J'ai du mal à le croire. Je dégringole la pente, et je bouffe du sable en veux-tu en voilà. Lire redevient impossible. Fou, étais-je, de me croire à l'abri dans le sanctuaire de la literie. La révolution liquide et cristalline ondoie sous mes yeux, clignote, éclaire et rote, plan après plan, des effluves de couleurs, en un kaléidoscope à faire pâlir n'importe quel épileptique, même bénin. Mes pupilles encaissent. Après le ragout sans goût envoyé à mes papilles, la redite n'a pas que du bon. Mais c'est sans compter le son, qui n'a rien du cristallin de son voisin d'émission. L'enchaînement de tant de rus d'âneries et de beuglements forme un torrent d'animosité qui m'est adressé, et sur lequel, bien malgré moi, je dois naviguer, juché sur mon radeau de pacotille, dérisoire au regard de la lame de fond qui s'apprête à me saisir à la moindre faute de concentration qui mettrait fin au filtrage que j'opère au prix de ma conscience.

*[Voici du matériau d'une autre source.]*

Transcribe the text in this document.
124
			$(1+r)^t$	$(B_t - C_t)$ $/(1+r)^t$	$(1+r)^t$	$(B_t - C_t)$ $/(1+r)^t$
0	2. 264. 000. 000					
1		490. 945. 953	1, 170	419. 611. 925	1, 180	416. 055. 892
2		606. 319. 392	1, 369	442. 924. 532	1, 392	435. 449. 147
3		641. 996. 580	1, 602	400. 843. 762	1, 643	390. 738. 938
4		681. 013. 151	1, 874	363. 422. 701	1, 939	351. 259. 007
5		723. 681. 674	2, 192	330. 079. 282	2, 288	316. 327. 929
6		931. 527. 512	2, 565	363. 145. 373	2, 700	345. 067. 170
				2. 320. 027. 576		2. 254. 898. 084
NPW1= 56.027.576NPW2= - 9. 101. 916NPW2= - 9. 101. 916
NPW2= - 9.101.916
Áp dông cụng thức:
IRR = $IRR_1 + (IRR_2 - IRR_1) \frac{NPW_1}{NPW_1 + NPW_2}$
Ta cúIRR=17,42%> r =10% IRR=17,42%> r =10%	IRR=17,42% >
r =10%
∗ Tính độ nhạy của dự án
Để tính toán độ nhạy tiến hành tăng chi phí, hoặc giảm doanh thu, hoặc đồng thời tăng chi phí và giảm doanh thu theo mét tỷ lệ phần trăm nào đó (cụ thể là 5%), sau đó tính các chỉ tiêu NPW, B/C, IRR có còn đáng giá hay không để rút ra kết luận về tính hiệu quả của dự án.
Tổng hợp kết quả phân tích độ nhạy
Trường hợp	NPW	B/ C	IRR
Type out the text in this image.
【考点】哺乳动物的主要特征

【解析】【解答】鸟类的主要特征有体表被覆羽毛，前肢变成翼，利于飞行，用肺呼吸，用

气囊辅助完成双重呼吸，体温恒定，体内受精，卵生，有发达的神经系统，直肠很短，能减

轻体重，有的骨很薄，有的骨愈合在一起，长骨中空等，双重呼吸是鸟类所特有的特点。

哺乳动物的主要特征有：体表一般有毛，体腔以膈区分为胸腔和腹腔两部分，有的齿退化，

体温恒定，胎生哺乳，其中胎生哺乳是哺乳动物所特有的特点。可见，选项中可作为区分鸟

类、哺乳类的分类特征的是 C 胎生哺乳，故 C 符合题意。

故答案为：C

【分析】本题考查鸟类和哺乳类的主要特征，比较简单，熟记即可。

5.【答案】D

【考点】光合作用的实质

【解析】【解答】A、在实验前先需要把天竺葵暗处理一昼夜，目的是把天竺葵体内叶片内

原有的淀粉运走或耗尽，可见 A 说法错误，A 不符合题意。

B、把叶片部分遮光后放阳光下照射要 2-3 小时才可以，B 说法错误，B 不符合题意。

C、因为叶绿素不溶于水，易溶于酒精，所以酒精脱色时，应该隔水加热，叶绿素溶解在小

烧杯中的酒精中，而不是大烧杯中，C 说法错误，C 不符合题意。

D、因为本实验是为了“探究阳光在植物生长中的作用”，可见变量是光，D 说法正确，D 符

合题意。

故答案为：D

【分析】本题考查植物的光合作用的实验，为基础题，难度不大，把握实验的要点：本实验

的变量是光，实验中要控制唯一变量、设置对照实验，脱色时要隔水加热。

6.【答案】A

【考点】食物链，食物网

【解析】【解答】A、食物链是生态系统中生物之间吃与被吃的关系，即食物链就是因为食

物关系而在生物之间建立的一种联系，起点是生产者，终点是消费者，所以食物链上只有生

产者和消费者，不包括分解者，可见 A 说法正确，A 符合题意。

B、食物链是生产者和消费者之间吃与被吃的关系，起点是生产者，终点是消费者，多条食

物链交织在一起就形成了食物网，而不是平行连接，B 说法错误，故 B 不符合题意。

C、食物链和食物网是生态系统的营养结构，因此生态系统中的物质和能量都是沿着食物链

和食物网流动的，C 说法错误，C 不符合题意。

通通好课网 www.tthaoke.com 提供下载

Je suis piétiné. Les coups de boutoir de l'écran télécommandé font mouche. Comment est-ce possible ? Comment celle avec qui je partage vie et couche peut-elle sans coup férir m'assener ces tourments, sur le visage, un sourire. Sans hausser la voix, sans supplier, sans quémander, sans enjoindre, je demande simplement si ce tourment doit se poursuivre. J'y vois une mise à mort de la lecture, une prise de possession des lieux, un acte gratuit et cruel, un retour à la barbarie des tortures moyenâgeuses. J'y vois la perversité conduite à la baguette magique. J'y vois la marque de la revanche, sinon de la vengeance. J'y distingue à peine cet acte si petit qui écrase mon envie. C'est la déception. Je redemande, j'attends encore. Un dernier essai, puis n'y crois plus. C'est alors que je n'en peux plus et que je dois partir, quitter la pièce, absolument, c'est irrépressible, le salut est dehors. Je prends mon livre et m'en vais. La quête durera quelques minutes. Les canapés sont nombreux, là, à m'attendre. Ils s'offrent à moi telles des putains en mal de client, ils n'attendent que mon corps, à vautrer sur le leur, même si l'accouplement se fait dans la douleur, faute de lien initial et de but louable. À la recherche d'un supplément de couverture car la fraîcheur de la nuit se fait sentir hors les draps, je tombe nez à nez avec une couette qui sent le renfermé.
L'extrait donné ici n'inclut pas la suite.